Comparative analysis of the antiglioblastoma activity of adenosine A2A receptor and CK1δ blockers

Abstract

Glioblastoma multiforme (GBM), a multifactorial deadliest cancer with constrained clinical efficacy due to heterogeneity, drug resistance, side effects of the chemotherapeutic drug, necessitating the development of novel cancer therapeutics. The adenosine A_2A receptor targeted binding of antagonist leads to regulation of downstream effectors, mediating the phosphorylation of Casein kinase 1δ kinase domain (CK1δ) in cancers. Here, we performed a comparative investigation of Food and Drug Administration (FDA) approved drugs, istradefylline and riluzole inhibiting adenosine A_2A receptor and CK1δ isoform in GBM cell growth. Molecular interaction of riluzole with CK1δ isoform and istradefylline with adenosine A_2A receptor was identified through molecular docking and dynamic simulations. The potential of these two FDA approved drugs in inhibiting GBM cell growth was investigated through various in-vitro analysis including dose-dependent dynamic assay, cell cycle assay, apoptosis assay by flow cytometry. Further the effect of these drugs on spheroid cell growth and cell size was measured. In silico analyses demonstrated that riluzole binds strongly to CK1δ isoform with a binding energy of -9.02 kcal/mol, whereas istradefylline binds to adenosine A_2A receptor with -9.88 kcal/mol. In vitro evaluation revealed that riluzole increased cell growth inhibition by 24 % in LN229 cells and 36 % in SNB19 cells than istradefylline. Riluzole arrested the cell cycle at S phase in both cell lines, whereas istradefylline arrest was cell line specific.
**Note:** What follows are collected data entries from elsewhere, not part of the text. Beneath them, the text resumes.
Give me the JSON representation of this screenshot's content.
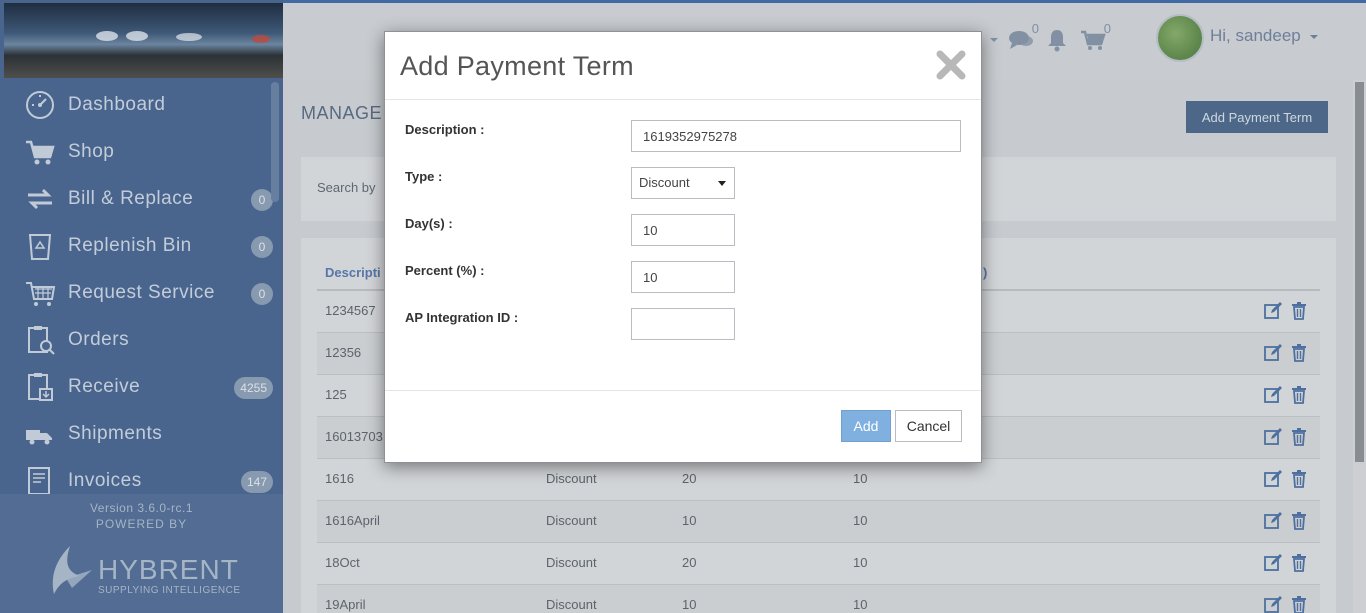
{
  "sidebar": {
    "items": [
      {
        "label": "Dashboard",
        "icon": "dashboard-icon",
        "badge": ""
      },
      {
        "label": "Shop",
        "icon": "cart-icon",
        "badge": ""
      },
      {
        "label": "Bill & Replace",
        "icon": "exchange-icon",
        "badge": "0"
      },
      {
        "label": "Replenish Bin",
        "icon": "recycle-bin-icon",
        "badge": "0"
      },
      {
        "label": "Request Service",
        "icon": "service-cart-icon",
        "badge": "0"
      },
      {
        "label": "Orders",
        "icon": "clipboard-search-icon",
        "badge": ""
      },
      {
        "label": "Receive",
        "icon": "clipboard-receive-icon",
        "badge": "4255"
      },
      {
        "label": "Shipments",
        "icon": "truck-icon",
        "badge": ""
      },
      {
        "label": "Invoices",
        "icon": "invoice-icon",
        "badge": "147"
      }
    ],
    "version": "Version 3.6.0-rc.1",
    "powered_by": "POWERED BY",
    "logo_word": "HYBRENT",
    "logo_tagline": "SUPPLYING INTELLIGENCE"
  },
  "header": {
    "messages_count": "0",
    "cart_count": "0",
    "greeting": "Hi, sandeep"
  },
  "page": {
    "title": "MANAGE",
    "add_button": "Add Payment Term",
    "search_label": "Search by",
    "columns": [
      "Descripti",
      ")"
    ],
    "rows": [
      {
        "description": "1234567",
        "type": "",
        "days": "",
        "percent": ""
      },
      {
        "description": "12356",
        "type": "",
        "days": "",
        "percent": ""
      },
      {
        "description": "125",
        "type": "",
        "days": "",
        "percent": ""
      },
      {
        "description": "16013703",
        "type": "",
        "days": "",
        "percent": ""
      },
      {
        "description": "1616",
        "type": "Discount",
        "days": "20",
        "percent": "10"
      },
      {
        "description": "1616April",
        "type": "Discount",
        "days": "10",
        "percent": "10"
      },
      {
        "description": "18Oct",
        "type": "Discount",
        "days": "20",
        "percent": "10"
      },
      {
        "description": "19April",
        "type": "Discount",
        "days": "10",
        "percent": "10"
      }
    ]
  },
  "modal": {
    "title": "Add Payment Term",
    "fields": {
      "description_label": "Description :",
      "description_value": "1619352975278",
      "type_label": "Type :",
      "type_value": "Discount",
      "days_label": "Day(s) :",
      "days_value": "10",
      "percent_label": "Percent (%) :",
      "percent_value": "10",
      "ap_label": "AP Integration ID :",
      "ap_value": ""
    },
    "add_button": "Add",
    "cancel_button": "Cancel"
  },
  "colors": {
    "sidebar": "#4a6893",
    "accent": "#3f6dab",
    "primary_button": "#7fb0e0"
  }
}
Three-dimensional (3D) spheroid model of 1321N1 GBM cells further demonstrated that riluzole inhibits ∼50 % higher cell growth inhibition than istradefylline with effective reduction in spheroid volume and size. Overall, our analysis revealed that blocking of adenosine A_2A receptor downstream signaling pathway protein CK1δ with its inhibitor, riluzole, showed higher anti-GBM effect than its upstream signaling blocker, istradefylline. Thus, blocking adenosine A_2A receptor downstream effector signaling protein through its antagonist and blocking its effector protein CK1δ could provide an opportunity to develop targeted therapy for GBM.

Keywords: 3D spheroids; Adenosine A2A receptor; Casein kinase 1δ kinase domain; Cell death; In silico.